23 I make orders pursuant to my earlier judgment and pursuant to these reasons as follows:
(1) Declaration in terms of paragraph 1 of Exhibit P5.
(2) Declaration in terms of paragraph 2 of Exhibit D3.
(3) Order that as soon as practicable after these Orders take effect, the Defendants execute a deed to be tendered by the Plaintiffs containing the terms of the Terms of Settlement other than Schedule 2.
(4) Declaration that on the true construction of the Terms of Settlement the Defendants are bound to transfer to the Plaintiffs the freehold title to Units 4 and 31 free of all encumbrances by way of mortgage or other security.

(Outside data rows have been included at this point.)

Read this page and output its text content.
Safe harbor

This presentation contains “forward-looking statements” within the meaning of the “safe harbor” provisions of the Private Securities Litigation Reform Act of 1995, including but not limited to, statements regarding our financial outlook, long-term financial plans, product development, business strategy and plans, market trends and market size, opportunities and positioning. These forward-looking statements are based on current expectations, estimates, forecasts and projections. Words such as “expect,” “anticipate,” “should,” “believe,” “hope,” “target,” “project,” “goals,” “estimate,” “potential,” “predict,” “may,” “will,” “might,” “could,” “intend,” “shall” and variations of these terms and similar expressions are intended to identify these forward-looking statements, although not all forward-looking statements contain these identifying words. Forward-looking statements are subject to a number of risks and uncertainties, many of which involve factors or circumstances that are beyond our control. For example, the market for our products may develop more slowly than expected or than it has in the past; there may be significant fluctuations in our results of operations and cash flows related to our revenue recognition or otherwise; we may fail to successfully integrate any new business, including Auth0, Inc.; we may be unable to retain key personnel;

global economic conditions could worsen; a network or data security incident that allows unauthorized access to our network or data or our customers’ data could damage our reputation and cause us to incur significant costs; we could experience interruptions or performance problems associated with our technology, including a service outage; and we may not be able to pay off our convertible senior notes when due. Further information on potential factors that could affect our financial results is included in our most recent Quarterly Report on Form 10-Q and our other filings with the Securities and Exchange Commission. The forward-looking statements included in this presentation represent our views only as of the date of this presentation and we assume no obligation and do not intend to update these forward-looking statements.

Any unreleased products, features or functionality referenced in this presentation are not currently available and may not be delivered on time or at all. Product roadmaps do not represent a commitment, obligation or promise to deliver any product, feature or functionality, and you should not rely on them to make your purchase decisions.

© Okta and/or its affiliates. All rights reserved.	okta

(5) Declaration in terms of paragraph 3 of Exhibit D3 with the following amendment, namely, in lieu of the words “together with” there be inserted the words “and that the parties are required to make” .
(6) Order that the Defendants procure completion of the transfer of Units 4 and 31 to the Plaintiffs as soon as practicable after these Orders take effect.
(7) Declaration that the Transfers of Units 4 and 31 which are to be delivered to the Plaintiffs upon completion of the conveyances need not be stamped with stamp duty.
(9) Order in terms of paragraph 9 of Exhibit D3.(8) Order that the Cross Claim be dismissed.
24 The proceedings cannot be disposed of finally because the parties have foreshadowed extensive debate about costs. That debate is said to require another full day’s hearing at least. I will give directions for the argument as to costs.
Stay application
25 The Defendants seek a stay of these orders pending determination of an appeal. I have been provided with the proposed Grounds of Appeal.
26 The Defendants say that if there is no stay and the appeal is successful, the units to be transferred to Joseph may have been disposed of by him in the meantime so that the Defendants will have suffered irreparable prejudice.
27 Mr Epstein says that if a stay is granted it should be limited to a period of fourteen days within which the Defendants may make an application to the Court of Appeal to extend the stay.
28 In my opinion, if a stay is not granted pending determination of the appeal, the Defendants may suffer irremediable damage in the way which Mr Gyles suggests. Accordingly, there will be a stay of the orders and directions which I have made pending determination of the appeal to the Court of Appeal. The Plaintiffs may, of course, apply at any time to the Court of Appeal for removal of the stay on the ground that the Defendants are not prosecuting the appeal with due expedition or for any other reason.
29 Notwithstanding the stay, I will proceed with the costs hearing so that all matters in dispute can be taken to the Court of Appeal at the same time.